La crise sanitaire provoquée par la pandémie du Covid-19 et ses conséquences économiques visibles et prévisibles, ont remis au goût du jour le débat sur la dette des pays africains. Entre les tenants de l’indulgence des créanciers vis-à-vis des pays africains, plaidant pour un moratoire voire une annulation partielle ou totale de la dette et ceux qui plaident plutôt pour une discipline de marché en vue d’une responsabilisation des pays africains, le débat fait son chemin.
Et si on prenait les choses dans l’ordre avec des questions simples auxquelles il faudra apporter des réponses dont la simplicité ou la complexité devrait varier d’un pays à un autre, d’où la précaution sémantique qui amène à conjuguer l’Afrique au pluriel car, de l’Afrique au lendemain des indépendances, nous sommes passés aux Afriques soixante années plus tard.
Malgré cette hétérogénéité apparente, il demeure une tracegénétique commune aux pays africains, qui est la dépendance vis-à-vis de l’aide extérieure, laquelle aide prend couramment la forme de dons en numéraire ou en nature et ponctuellement d’annulation partielle ou totale de leur dette.
Après soixante années d’aide au développement sans développement, de multiples campagnes d’allègement oud’annulation de dette sans émergence d’un modèle endogène et efficace de développement socio-économique dans la plupart des pays africains, notamment ceux de l’Afrique subsaharienne francophone, une remise en cause du paradigme s’impose.
L’objectif visé à travers l’idée de moratoire sur le remboursement de la dette des pays africains ou son annulation pure et simple, est de les aider à économiser lesressources qui devraient être consacrées au service de la dette et à dégager des marges pour mobiliser de nouvelles ressources financières. Ceci devrait leur permettre de faire face à la gestion des crises sanitaire et économique induitespar la pandémie du Covid-19. Ainsi dit, l’idée est somme toute louable et souhaitable au vu du contexte, afin de donner de l’oxygène aux finances publiques des pays africains.

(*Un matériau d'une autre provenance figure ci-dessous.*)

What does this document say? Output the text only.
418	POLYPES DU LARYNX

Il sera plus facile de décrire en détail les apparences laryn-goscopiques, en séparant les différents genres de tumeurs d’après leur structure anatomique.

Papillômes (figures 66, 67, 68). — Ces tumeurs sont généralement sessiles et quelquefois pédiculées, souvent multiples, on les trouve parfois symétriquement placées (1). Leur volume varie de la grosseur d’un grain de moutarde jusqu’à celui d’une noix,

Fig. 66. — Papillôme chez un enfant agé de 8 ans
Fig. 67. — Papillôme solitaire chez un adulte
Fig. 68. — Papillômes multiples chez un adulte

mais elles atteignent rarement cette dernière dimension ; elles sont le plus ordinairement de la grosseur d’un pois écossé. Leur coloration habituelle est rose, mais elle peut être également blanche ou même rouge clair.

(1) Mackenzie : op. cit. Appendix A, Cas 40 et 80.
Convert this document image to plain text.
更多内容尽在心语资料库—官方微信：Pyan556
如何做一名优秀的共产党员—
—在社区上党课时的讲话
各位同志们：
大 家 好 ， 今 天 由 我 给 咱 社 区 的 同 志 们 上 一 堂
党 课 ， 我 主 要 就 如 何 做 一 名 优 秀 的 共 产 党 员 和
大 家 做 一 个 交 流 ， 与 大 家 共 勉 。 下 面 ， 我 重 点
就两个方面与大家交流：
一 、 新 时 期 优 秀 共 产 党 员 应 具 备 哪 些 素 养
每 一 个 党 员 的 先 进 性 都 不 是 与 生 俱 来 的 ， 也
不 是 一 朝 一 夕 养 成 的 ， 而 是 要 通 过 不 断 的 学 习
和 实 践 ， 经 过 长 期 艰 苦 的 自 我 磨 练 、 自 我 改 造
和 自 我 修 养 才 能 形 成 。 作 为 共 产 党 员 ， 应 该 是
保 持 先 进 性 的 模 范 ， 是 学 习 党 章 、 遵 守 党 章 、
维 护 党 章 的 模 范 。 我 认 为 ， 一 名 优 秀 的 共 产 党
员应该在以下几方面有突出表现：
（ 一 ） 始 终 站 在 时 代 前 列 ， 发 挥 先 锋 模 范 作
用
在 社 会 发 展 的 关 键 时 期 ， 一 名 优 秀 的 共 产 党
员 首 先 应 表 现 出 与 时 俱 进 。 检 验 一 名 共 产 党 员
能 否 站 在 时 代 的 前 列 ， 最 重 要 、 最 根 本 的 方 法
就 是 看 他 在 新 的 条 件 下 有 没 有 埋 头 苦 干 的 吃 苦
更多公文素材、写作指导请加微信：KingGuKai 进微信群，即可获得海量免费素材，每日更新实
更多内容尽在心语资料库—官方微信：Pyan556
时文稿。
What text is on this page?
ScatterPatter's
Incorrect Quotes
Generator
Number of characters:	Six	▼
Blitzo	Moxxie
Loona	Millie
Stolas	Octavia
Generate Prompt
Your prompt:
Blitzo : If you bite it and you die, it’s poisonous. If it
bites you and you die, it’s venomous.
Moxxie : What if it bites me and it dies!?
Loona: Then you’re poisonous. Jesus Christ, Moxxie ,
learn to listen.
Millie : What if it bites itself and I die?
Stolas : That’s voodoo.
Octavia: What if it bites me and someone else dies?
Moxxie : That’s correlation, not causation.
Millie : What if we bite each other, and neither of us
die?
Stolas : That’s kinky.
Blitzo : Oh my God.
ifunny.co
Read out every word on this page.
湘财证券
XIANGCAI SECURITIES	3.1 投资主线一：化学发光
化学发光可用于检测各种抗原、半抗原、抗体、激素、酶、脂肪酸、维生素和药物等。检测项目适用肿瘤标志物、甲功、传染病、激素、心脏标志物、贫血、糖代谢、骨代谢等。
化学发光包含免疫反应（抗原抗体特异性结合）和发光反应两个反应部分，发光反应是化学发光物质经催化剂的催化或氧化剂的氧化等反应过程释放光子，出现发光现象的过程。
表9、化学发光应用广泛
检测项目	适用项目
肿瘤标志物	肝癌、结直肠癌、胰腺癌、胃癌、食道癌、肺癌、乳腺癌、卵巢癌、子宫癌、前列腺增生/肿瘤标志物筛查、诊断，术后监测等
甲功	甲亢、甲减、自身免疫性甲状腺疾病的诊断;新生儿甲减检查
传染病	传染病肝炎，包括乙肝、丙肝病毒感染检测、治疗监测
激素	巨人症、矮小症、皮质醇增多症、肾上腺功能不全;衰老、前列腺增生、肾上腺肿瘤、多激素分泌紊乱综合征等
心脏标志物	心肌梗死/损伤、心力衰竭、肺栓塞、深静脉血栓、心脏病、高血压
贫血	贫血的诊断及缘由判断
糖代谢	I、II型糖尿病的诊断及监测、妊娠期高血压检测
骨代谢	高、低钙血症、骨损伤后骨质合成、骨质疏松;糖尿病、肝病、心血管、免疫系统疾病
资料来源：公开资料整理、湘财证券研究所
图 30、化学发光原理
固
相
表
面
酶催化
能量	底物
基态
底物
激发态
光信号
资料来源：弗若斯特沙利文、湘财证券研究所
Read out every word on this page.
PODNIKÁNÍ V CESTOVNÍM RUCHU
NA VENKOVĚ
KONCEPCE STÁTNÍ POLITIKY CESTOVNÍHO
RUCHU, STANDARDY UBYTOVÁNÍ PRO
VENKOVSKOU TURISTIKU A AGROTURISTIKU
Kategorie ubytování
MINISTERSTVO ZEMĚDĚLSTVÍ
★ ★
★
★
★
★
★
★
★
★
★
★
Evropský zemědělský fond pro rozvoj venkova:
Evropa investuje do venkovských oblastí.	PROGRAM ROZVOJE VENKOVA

Destination de la dette des pays africains
Cependant, la dette des pays africains pour laquelle il est demandé, parfois à cor et à cri, aux créanciers de différer le remboursement voire de faire grâce aux débiteurs de son remboursement, qu’a-t-elle réellement financé dans les pays africains?
Des projets de construction et d’équipement d’écoles, d’universités et de centres de recherche dans les pays africains ?
Des projets d’infrastructures routières et de ponts, pour désenclaver l’arrière pays et la relier aux principaux centres urbains et de véritables politiques d’aménagement du territoire dans les pays africains?
Des projets, en partenariat public-privé (PPP), d’autoroutes à péages et de chemins de fer transfrontaliers et inter-villes pour une meilleure mobilité des personnes et des biens d’un pays à un autre et d‘un centre urbain à un autre dans les pays africains ?
Des projets de construction et d’équipement des hôpitaux modernes aux standards internationaux dans les grandes agglomérations dans les pays africains pour que les africains se fassent soigner chez eux dans la dignité?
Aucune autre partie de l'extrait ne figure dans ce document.